Khan’s Pakistan Tehreek-e-Insaf, or PTI, party organized the public gathering, one of the largest in the Pakistani capital’s history.
The strong turnout came despite the police blocking the officially designated route for rally participants with shipping containers in an apparent bid to restrict convoys from other cities from reaching the venue. The administration also deployed riot police to prevent possible unrest.
Social media videos and images showed PTI workers and leaders from elsewhere in Pakistan marching toward Islamabad. PTI activists were seen successfully removing containers to clear the way at several entry points.
Police briefly clashed with and fired tear gas shells on PTI workers en route to the rally. Authorities later reported injuries to several police personnel due to stone pelting allegedly from Khan supporters, charges party leaders rejected.
“We will continue our efforts until Khan is freed from prison,” Hammad Azhar, a central PTI leader, told the rally.
Critics observed that Sunday’s rally demonstrated once again that the 71-year-old former cricket star-turned-prime minister remains Pakistan’s most popular politician despite facing a series of state-backed criminal prosecutions and lawsuits.
“Strong turnout for PTI rally despite the state’s tactics to limit numbers through roadblocks and containers, and despite the risk of violent crackdowns and arrests,” Michael Kugelman, the director of the South Asia Institute at Washington’s Wilson Center, said on X.

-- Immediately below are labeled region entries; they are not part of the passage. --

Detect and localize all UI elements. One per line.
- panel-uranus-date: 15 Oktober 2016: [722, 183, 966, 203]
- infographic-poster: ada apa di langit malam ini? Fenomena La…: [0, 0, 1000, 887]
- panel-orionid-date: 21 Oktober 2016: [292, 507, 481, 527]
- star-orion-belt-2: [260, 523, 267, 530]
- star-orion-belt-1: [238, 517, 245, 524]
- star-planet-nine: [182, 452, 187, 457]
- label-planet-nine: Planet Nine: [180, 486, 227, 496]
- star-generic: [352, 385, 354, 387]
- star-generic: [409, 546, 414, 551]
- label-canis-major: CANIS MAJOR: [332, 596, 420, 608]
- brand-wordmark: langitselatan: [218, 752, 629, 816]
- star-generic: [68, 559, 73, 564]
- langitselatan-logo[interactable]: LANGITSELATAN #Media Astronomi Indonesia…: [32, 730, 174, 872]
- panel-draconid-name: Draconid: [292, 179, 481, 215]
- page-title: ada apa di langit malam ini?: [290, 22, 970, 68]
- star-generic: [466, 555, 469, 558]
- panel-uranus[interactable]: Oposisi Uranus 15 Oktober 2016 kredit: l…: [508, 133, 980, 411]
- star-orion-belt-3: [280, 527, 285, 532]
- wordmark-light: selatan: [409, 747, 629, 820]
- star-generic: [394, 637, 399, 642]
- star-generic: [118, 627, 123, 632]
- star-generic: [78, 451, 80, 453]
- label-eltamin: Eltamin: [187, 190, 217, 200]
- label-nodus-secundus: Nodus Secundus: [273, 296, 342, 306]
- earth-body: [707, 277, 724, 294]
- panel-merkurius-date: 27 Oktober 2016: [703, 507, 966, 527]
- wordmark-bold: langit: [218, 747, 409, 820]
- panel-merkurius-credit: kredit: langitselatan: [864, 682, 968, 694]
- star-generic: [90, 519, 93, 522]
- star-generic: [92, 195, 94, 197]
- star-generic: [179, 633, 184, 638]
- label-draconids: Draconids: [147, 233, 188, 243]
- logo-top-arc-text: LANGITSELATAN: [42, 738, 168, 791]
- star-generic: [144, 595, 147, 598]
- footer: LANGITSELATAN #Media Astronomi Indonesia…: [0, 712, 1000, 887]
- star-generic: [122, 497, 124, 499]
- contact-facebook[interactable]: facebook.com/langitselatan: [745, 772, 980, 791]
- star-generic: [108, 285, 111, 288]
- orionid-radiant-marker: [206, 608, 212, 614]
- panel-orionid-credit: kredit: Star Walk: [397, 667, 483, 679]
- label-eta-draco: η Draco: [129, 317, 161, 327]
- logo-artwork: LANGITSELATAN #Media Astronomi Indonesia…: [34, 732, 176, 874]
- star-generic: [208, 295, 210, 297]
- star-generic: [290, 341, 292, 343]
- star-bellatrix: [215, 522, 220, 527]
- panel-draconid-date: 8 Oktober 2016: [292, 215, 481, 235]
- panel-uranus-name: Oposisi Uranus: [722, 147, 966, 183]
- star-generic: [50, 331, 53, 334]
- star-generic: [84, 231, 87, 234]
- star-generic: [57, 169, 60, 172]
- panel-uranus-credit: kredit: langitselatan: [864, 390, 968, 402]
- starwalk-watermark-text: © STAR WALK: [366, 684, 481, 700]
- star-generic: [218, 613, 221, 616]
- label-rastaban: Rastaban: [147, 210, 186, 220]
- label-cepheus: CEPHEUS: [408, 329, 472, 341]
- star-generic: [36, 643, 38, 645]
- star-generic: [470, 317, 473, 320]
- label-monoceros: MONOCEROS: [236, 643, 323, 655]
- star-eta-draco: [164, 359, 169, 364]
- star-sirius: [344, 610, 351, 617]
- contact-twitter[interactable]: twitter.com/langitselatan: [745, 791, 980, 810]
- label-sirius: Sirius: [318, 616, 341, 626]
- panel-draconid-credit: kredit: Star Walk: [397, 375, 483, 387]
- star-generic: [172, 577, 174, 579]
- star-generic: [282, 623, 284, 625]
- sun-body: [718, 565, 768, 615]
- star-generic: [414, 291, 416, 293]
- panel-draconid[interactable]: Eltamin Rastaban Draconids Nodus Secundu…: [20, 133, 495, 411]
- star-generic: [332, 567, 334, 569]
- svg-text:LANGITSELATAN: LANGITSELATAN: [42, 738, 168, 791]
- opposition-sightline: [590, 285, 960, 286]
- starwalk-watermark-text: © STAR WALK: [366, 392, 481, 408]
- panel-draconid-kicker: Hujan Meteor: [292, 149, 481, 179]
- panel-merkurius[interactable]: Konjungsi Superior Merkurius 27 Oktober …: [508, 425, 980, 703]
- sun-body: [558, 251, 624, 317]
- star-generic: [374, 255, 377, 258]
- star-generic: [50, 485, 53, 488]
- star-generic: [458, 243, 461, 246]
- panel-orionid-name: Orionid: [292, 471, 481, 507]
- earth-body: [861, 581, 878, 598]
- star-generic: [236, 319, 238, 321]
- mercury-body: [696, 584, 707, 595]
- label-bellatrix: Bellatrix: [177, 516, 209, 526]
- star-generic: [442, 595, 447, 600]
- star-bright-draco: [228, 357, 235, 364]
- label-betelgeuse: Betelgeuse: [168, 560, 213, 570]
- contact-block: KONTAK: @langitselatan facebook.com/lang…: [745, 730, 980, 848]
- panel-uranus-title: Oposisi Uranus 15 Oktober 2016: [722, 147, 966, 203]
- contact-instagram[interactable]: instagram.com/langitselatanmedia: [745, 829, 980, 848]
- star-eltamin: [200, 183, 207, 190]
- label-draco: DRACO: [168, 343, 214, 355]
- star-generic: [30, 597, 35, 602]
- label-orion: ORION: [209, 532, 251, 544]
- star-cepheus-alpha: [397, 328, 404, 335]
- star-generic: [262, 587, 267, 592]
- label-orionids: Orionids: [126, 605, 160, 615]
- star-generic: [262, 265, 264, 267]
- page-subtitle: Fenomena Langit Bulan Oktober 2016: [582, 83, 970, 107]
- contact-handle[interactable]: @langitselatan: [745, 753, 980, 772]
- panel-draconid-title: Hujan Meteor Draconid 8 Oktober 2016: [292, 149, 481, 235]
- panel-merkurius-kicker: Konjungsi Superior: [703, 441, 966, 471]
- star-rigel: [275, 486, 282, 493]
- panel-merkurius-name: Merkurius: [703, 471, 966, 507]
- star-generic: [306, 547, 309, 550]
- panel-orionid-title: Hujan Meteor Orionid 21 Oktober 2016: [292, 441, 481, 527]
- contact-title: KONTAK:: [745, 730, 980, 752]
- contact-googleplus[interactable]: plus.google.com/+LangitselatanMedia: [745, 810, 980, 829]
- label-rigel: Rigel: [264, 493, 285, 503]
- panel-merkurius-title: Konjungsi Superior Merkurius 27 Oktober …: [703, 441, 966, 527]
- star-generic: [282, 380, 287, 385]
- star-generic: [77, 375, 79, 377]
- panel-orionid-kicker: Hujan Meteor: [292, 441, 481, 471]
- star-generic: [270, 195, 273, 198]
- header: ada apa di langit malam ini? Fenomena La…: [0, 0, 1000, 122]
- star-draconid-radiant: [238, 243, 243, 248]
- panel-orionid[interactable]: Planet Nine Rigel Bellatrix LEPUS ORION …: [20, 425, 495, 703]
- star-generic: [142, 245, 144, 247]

“Its size and popularity ensure its mobilization capabilities remain intact despite relentless attempts to curb it,” Kugelman wrote.
Khan completed 400 days in prison on Sunday. The charges against him range from corruption to sedition to stoking violent anti-army protests. He rejects all the allegations as politically motivated and asserts that the powerful Pakistani military is behind them to block his return to power.
Subsequently, appeals courts have overturned or suspended all his convictions for lack of evidence, but authorities quickly launched new charges to prevent him from leaving prison. The United Nations in July declared Khan’s detention arbitrary, saying there was no legal basis for keeping him in prison.
Mushahid Hussain, who recently retired from Pakistan’s Senate, the upper house of parliament, criticized Prime Minister Shehbaz Sharif’s government for “barricading Islamabad” through containers and coercion and for creating an “atmosphere of fear & force” in its attempt to block Sunday’s political rally.
Hussain warned through a post on X that such efforts would impede political stability and economic recovery. “’Common Sense’ can be quite Uncommon!” he wrote.
Sunday’s rally by the PTI in Islamabad was its first since parliamentary elections on February 8. Khan’s convictions at the time barred him from running, but his party candidates emerged winners of most seats in the National Assembly, the lower house of parliament, but not enough to form the government.
The PTI alleged the vote was massively rigged to prevent its candidates from sweeping the polls. This allowed military-backed rival political parties to form a coalition administration with Sharif as prime minister.
Hundreds of PTI workers and leaders, including women, have been jailed or under trial on charges defense attorneys reject as baseless and part of the state crackdown on the party.
Khan served as Pakistan’s prime minister from 2018 until April 2022, when he was ousted through an opposition parliamentary no-confidence vote he alleges was planned by the military. Successive Pakistani governments and military officials have denied the allegations.
Last month, his party announced that Khan had formally applied to run for chancellor of the University of Oxford in Britain from his prison cell. The election university website states that the new chancellor will be elected through an unprecedented online ballot process beginning on October 28.
Khan, an Oxford graduate, served as the chancellor of University of Bradford from 2005 to 2014.